Put the flour, salt, sugar and yeast into a large mixing bowl. Add water and milk. Stir well. Try to stir until the dough ball becomes rather smooth, as this helps develop the gluten. Stop stirring after about 5 minutes, even if the dough ball isn’t perfectly smooth.

Cover with plastic wrap, set it in a warm, draft-free spot, and allow the dough to rise until doubled in size, about an hour.

Now add the dissolved baking soda to the mix and stir it again until the dough ball is reduced in size and smooth.

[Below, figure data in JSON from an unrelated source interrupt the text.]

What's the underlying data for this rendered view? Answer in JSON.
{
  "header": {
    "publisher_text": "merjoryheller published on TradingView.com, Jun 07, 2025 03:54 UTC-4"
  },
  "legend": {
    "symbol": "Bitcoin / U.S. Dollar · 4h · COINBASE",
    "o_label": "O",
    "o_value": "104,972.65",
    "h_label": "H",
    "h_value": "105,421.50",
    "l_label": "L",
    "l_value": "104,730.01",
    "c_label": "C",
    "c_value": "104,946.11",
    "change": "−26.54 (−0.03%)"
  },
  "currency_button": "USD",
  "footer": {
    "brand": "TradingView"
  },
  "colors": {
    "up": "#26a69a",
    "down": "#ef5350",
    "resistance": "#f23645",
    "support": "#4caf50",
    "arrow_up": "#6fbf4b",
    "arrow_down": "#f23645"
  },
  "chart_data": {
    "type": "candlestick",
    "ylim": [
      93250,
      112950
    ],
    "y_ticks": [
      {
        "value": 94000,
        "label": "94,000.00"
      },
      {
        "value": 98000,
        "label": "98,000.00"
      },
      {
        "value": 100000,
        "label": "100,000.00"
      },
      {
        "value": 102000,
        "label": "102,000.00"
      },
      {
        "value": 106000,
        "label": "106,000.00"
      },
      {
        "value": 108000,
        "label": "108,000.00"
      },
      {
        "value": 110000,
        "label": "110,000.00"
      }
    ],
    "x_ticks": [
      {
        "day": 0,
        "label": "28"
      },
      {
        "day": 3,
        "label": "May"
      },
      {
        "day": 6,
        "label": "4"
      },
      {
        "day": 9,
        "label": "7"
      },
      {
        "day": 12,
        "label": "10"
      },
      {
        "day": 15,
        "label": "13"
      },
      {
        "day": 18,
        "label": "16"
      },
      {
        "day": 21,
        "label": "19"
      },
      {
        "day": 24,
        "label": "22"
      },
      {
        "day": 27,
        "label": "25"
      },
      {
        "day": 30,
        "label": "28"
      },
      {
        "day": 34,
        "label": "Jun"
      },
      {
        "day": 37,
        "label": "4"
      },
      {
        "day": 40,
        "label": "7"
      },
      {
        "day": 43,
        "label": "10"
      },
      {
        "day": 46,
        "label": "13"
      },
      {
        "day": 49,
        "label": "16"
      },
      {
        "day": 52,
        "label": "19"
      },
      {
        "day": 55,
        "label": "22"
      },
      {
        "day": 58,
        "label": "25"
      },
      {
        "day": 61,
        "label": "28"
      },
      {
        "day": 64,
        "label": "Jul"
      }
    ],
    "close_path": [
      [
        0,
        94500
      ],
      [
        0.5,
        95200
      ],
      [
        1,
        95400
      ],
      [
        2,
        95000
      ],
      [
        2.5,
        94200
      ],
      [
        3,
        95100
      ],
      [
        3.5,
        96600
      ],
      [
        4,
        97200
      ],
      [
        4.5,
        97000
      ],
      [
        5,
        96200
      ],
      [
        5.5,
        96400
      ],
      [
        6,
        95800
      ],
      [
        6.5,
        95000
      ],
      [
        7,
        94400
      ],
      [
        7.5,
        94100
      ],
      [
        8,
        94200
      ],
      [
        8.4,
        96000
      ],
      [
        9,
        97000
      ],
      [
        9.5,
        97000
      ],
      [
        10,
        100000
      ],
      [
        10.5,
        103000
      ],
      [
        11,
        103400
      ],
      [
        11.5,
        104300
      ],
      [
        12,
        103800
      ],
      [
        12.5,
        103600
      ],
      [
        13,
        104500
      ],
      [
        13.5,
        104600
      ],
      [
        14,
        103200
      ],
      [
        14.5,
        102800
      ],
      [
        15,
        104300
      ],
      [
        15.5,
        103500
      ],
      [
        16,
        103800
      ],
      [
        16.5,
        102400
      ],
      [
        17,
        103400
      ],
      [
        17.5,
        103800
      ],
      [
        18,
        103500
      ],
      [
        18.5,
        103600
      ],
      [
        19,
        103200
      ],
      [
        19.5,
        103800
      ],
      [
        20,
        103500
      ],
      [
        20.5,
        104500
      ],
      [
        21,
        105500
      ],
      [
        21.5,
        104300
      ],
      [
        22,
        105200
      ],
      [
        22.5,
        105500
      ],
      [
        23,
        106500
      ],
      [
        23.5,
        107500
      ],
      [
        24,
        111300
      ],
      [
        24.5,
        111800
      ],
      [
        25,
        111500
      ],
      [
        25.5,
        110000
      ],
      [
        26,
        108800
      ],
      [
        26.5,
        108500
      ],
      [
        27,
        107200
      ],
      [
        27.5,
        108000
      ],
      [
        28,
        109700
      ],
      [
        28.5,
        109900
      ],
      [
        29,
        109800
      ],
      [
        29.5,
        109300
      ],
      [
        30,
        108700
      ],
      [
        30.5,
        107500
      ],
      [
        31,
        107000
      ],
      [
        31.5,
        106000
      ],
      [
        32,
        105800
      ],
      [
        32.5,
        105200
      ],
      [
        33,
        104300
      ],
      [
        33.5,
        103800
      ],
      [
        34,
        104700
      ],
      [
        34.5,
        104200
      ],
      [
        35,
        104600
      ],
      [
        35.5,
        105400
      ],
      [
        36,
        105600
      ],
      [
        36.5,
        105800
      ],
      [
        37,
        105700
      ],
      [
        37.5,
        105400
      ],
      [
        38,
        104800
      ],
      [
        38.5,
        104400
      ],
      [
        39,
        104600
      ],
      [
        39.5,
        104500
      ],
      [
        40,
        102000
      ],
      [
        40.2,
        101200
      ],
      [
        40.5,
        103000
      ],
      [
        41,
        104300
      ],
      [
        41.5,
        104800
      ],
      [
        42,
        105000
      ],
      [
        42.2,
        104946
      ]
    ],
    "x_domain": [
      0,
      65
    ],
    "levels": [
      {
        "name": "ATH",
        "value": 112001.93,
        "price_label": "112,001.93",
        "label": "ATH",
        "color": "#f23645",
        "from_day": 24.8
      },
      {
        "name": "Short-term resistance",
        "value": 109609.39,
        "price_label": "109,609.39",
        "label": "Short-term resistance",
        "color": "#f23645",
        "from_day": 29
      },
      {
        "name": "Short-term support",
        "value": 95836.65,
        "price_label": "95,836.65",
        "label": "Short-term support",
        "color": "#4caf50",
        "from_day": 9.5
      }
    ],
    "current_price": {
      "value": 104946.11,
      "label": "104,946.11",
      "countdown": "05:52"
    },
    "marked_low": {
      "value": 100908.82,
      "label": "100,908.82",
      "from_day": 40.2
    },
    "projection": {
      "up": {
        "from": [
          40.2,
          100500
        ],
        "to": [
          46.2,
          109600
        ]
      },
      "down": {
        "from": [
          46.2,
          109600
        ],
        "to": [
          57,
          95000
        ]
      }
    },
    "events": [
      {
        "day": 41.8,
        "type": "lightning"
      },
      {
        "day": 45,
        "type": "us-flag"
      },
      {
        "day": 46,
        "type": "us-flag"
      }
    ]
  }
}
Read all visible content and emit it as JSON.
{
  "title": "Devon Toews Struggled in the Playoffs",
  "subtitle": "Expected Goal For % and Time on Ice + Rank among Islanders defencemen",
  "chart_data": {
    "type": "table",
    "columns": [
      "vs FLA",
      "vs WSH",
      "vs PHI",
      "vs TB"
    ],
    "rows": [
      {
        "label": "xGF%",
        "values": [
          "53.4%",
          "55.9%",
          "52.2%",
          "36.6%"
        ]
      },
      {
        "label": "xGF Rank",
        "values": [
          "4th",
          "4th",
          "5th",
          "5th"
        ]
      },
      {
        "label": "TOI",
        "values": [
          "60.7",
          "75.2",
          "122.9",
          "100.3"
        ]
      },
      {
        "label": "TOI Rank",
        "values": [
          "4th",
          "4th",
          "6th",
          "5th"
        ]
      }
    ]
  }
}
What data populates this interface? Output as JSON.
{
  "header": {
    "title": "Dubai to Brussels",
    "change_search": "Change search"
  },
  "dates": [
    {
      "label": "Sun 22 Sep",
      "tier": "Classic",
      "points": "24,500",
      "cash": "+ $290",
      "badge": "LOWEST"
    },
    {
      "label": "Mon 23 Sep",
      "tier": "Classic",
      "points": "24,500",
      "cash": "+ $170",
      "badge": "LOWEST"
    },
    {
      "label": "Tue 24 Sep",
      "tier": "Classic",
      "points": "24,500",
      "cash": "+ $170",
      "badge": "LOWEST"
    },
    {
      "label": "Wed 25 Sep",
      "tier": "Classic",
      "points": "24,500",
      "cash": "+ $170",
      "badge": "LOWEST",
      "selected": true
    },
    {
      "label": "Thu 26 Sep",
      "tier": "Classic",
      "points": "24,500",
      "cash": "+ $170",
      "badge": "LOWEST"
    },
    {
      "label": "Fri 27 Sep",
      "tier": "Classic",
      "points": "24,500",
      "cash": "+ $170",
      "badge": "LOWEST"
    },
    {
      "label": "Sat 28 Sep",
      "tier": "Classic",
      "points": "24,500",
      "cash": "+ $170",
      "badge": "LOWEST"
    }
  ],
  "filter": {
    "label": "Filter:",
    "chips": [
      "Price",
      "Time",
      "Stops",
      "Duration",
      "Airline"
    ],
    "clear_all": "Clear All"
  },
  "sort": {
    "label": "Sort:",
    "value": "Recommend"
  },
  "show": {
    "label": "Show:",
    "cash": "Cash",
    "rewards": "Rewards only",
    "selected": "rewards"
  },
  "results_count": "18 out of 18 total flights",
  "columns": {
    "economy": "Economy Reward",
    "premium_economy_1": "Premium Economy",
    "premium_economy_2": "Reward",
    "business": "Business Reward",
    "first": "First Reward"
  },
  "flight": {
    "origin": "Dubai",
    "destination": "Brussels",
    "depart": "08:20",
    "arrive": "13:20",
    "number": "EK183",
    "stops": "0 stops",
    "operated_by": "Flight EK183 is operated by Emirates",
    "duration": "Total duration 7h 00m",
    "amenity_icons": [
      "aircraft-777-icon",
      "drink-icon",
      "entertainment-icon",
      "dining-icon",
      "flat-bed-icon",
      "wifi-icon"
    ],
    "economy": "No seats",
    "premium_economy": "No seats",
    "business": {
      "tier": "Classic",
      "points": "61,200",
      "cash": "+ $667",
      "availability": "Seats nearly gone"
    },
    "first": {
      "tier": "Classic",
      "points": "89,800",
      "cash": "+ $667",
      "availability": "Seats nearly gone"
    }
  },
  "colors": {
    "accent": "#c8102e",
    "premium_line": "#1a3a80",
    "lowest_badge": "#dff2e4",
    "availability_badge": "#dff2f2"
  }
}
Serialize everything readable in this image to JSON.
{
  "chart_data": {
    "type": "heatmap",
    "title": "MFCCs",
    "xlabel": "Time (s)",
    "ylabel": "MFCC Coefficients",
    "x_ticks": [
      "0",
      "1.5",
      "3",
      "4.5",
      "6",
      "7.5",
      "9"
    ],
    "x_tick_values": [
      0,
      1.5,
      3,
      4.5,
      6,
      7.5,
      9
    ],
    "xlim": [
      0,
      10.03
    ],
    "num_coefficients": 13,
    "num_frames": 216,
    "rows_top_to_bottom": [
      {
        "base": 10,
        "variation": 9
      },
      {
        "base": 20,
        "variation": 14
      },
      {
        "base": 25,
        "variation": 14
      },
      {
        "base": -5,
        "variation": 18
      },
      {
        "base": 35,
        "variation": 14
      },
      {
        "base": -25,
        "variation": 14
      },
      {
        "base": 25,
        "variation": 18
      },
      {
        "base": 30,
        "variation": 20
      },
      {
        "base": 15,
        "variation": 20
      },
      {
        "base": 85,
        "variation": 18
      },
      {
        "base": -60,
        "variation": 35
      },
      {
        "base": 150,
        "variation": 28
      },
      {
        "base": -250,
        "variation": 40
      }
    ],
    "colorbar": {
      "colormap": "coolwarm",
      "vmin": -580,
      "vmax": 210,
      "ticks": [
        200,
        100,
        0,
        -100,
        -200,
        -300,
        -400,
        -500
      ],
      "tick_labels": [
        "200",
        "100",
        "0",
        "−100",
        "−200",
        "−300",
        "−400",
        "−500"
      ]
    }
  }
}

Roll the dough ball into a greased bread pan and smooth/spread it out into the entire pan. Cover it again, return it to that warm, draft-free spot, and let it rise for about another hour.

Forty minutes into the second rise, preheat the oven to 375 degrees. Once the rise is complete, spray the top of the loaf with water and place it into the oven for 25 minutes. At the 25 minute mark, check the bread. It should have begun to pull away from the sides of the pan and display a nice, golden brown color on top. If it has done this, it’s been in the oven long enough. Remove it from the oven, place it on a cooling rack for 5 minutes, and then gently remove the loaf from the pan. I say "gently," because this is somewhat fragile bread; if you bounce it out of the baking pan like you do your beer bread, chances are you’ll wind up with Yeasted English Muffin Bread Bits & Pieces!

Either oven-toasted or browned in your conventional toaster, this is a bread you’ll come to love! Lots of butter, a bunch of piled-on preserves, maybe some peanut butter; I mean, what’s not to love??